7.) Mais amplamente, o aumento e a falta de visão de longo prazo dos Estados Unidos no Oriente Médio e em outros lugares permitiu que nossos adversários, incluindo Rússia e China, se expandissem para os espaços que deixamos para trás. A Rússia usou o caos acelerado por Benghazi na Líbia e na Síria para aprofundar sua presença em ambos os países e como trampolim para apropriações de terras na Crimeia e na Ucrânia. A Turquia usou o caos na Líbia de forma semelhante para promover ambições territoriais na Líbia e no Mediterrâneo.

Como observou o ex-professor da Universidade de Defesa Nacional Robert Springborg, o “pecado original” do governo George W. Bush foi “tratar o ataque de Bin Laden como um chamado para uma guerra ideológica, em vez de um ato criminoso em massa”. Benghazi foi como um impulsionador de sinal para este processo. Só que desta vez, nossas armas não estavam apontadas apenas para jihadistas no exterior, elas estavam apontadas para nós mesmos.

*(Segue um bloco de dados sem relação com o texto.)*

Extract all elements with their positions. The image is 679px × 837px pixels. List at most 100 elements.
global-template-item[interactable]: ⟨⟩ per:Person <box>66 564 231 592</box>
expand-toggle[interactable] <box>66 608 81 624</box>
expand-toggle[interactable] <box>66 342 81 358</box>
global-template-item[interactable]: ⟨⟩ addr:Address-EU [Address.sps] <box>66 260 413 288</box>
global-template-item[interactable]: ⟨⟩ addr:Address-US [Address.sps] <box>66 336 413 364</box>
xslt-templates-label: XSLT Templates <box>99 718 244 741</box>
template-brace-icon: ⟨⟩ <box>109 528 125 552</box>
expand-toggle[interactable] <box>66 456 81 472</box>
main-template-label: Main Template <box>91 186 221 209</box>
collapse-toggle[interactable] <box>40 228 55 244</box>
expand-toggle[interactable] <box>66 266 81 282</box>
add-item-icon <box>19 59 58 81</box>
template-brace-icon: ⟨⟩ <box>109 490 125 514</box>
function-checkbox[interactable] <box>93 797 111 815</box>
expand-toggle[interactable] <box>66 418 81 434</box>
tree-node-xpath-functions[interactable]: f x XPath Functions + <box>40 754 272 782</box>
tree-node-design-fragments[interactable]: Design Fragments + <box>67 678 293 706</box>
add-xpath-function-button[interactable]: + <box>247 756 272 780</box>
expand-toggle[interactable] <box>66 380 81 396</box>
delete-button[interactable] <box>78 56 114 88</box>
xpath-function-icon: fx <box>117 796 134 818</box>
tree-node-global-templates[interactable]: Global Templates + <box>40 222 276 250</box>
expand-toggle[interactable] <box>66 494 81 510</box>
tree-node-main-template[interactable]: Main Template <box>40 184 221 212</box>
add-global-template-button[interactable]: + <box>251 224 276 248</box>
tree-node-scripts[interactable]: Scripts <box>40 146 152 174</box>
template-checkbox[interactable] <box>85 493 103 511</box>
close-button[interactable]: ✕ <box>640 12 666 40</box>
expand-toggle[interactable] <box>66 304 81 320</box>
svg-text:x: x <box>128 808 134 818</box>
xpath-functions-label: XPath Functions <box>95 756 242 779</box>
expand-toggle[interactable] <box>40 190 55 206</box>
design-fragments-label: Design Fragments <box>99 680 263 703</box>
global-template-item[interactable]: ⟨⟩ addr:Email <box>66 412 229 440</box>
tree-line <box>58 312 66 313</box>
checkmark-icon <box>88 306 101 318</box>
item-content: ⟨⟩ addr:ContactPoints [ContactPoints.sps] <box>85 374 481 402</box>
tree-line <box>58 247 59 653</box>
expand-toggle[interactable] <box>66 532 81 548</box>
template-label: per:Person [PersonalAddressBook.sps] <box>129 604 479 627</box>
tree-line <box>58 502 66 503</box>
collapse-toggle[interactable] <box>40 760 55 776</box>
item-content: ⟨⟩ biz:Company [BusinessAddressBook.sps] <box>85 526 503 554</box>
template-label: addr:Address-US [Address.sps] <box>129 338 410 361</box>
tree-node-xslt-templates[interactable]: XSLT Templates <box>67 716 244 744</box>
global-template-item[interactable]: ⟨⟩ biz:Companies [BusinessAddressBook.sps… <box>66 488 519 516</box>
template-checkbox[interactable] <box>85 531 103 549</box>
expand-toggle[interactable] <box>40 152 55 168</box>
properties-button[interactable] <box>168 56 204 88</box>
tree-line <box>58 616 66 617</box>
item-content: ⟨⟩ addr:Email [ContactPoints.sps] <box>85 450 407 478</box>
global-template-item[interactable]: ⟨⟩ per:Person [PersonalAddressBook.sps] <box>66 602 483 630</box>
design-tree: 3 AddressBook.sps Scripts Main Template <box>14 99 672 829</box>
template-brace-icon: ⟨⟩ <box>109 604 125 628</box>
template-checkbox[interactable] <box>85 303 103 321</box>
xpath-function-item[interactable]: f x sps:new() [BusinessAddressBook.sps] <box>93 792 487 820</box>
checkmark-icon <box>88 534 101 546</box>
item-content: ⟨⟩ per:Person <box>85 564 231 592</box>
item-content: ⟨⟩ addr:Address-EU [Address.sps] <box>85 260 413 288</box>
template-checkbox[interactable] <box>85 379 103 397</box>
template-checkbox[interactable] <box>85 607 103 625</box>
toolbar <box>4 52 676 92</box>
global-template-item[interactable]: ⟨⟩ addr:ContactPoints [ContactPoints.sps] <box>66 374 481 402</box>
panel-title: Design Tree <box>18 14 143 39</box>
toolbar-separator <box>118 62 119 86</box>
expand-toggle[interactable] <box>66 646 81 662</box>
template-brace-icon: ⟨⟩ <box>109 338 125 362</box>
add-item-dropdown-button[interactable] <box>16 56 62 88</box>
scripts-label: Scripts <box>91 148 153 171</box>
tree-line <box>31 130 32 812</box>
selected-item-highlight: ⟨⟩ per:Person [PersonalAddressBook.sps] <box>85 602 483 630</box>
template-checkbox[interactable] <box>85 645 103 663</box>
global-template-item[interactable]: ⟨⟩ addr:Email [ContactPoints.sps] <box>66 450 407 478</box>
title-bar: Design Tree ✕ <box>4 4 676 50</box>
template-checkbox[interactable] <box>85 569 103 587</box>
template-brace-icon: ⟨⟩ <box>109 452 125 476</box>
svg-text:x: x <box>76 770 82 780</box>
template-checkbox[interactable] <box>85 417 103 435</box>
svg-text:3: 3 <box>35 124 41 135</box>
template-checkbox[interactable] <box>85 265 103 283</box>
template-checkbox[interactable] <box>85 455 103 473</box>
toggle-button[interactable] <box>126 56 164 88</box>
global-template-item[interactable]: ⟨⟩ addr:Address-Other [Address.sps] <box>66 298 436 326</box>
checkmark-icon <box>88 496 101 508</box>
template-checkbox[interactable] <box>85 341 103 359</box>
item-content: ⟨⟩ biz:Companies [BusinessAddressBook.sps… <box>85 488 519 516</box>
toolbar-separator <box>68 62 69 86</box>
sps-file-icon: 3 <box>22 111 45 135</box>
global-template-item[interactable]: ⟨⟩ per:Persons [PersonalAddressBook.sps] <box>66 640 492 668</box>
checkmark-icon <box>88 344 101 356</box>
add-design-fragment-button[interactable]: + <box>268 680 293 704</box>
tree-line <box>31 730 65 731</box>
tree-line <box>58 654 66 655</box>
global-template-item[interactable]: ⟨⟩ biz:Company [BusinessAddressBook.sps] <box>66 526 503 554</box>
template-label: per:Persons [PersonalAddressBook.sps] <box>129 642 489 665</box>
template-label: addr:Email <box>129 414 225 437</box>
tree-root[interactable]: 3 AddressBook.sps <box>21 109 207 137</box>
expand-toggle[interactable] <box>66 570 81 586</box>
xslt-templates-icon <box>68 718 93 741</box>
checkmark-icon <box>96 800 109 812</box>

Ao longo do último punhado de administrações, tanto republicana quanto democrata, a política externa americana tornou-se cada vez mais uma ferramenta em um exercício maciço de automutilação: o que os EUA fazem no exterior é mais frequentemente um reflexo de um interesse político partidário do que interesses americanos centrais. Os Estados Unidos não podem continuar por muito tempo como uma superpotência nessas circunstâncias. Mas antes que possamos elaborar uma estratégia para desvendar essa bagunça, precisamos entender como chegamos aqui. E já passou da hora de reconhecermos Benghazi como uma peça significativa nesse quebra-cabeça.

Ethan Chorin é autor de “Bengazi! Uma nova história do fiasco que empurrou a América e seu mundo para a beira.” Um ex-diplomata dos EUA enviado para a Líbia de 2004 a 2006, que retornou à Líbia durante a revolução de 2011 para ajudar a construir infraestrutura médica, ele foi testemunha ocular do ataque de Benghazi.